Ajax: The Suicide
The Chorus, who have been obtuse throughout the play, have misunderstood Ajax’s parting words as a change of heart instead of a rueful admission that he misjudged the world he has lived in. The drama becomes more intense, when a messenger comes in to report on Teucer’s hostile reception in the Greek camp, and on the instructions he had received from Calchas the prophet NOT to let Ajax out of his hut. He also adds an account we should certainly accept that in his courage and self-reliance, Ajax had informed Athena she should not waste her time helping him in battle, when it was other Greek fighters who need her assistance. This behavior is consistent with his previous condescension in telling her he would obey her in all else but his plans for Odysseus.
Ajax, about to carry out his plans, appears once more but not to kill himself on stage—that would be sacrilegious. He quite correctly anticipates that his body will be dishonored and he asks the messenger to make sure Teucer finds it and does what is proper. Many readers and scholars assume he regards violation of the corpse as an act that will prevent him from finding peace in death. This is certainly a reasonable assumption, but the point is not made here.

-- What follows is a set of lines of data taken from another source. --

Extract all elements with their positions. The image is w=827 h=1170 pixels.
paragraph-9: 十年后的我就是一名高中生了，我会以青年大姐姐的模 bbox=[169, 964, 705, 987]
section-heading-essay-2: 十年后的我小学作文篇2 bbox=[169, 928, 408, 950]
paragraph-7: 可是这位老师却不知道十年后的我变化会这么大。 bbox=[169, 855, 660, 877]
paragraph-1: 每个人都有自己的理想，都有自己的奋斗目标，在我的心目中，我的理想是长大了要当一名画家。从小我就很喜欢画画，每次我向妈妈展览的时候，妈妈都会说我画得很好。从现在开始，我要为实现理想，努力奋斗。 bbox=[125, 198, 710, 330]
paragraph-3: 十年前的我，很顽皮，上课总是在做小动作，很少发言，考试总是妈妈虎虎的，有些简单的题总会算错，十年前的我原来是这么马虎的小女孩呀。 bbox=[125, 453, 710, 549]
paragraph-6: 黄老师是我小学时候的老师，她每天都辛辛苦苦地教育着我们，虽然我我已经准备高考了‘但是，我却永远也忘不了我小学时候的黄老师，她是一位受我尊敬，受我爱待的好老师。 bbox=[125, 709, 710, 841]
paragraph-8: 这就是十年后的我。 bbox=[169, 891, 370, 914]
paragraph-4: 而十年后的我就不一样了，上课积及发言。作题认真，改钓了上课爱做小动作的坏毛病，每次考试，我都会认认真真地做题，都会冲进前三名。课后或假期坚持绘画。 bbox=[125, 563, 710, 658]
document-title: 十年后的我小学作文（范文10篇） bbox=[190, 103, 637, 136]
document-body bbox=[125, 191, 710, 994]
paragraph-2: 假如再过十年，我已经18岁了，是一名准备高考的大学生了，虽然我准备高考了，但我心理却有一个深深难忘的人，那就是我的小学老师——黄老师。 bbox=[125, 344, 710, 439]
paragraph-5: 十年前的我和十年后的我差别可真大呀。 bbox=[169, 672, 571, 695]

Rather many lines have been athetized, that is, marked for deletion as later additions which strike some scholars as inappropriate—his continuing rage against the Atridae, for example. With his last words, he pays tribute to the beauty of Salamis and the glory of Athens, sentiments that would have struck a deeper chord with Athenian spectators than they might with American readers.
The chorus enter, filled with anxieties, and are in time to hear Tecmessa’s cries of grief. They realize their folly in taking seriously what appeared to be his repentance. They say they appreciate her grief, but she tells them that woes that only seem so to them are the complete object of her thoughts. The chorus assume that Odysseus will be delighted to mock the sad death of his enemy, but Tecmessa understands how much the Greeks have lost and makes it a general observation that we fail to appreciate our benefactors until they are gone. I may be off base, but I cannot help thinking of the exile of Ajax’s kinsman Cimon, the greatest of the Athenians of his time, but set aside in favor of the glib (and, one has to admit heroic) Pericles.
Teucer arrives, and his grief, extreme as it is, leaves room for the consideration of his future. What sort of greeting will he receive from Telamon his father? He remembers that the sword with which Ajax has killed himself was a fatal gift from Hector, who now has his revenge—a thought that had previously occurred to his brother. But ultimately, it is the gods who are responsible for this—and for everything significant in human life. Others are free to think otherwise.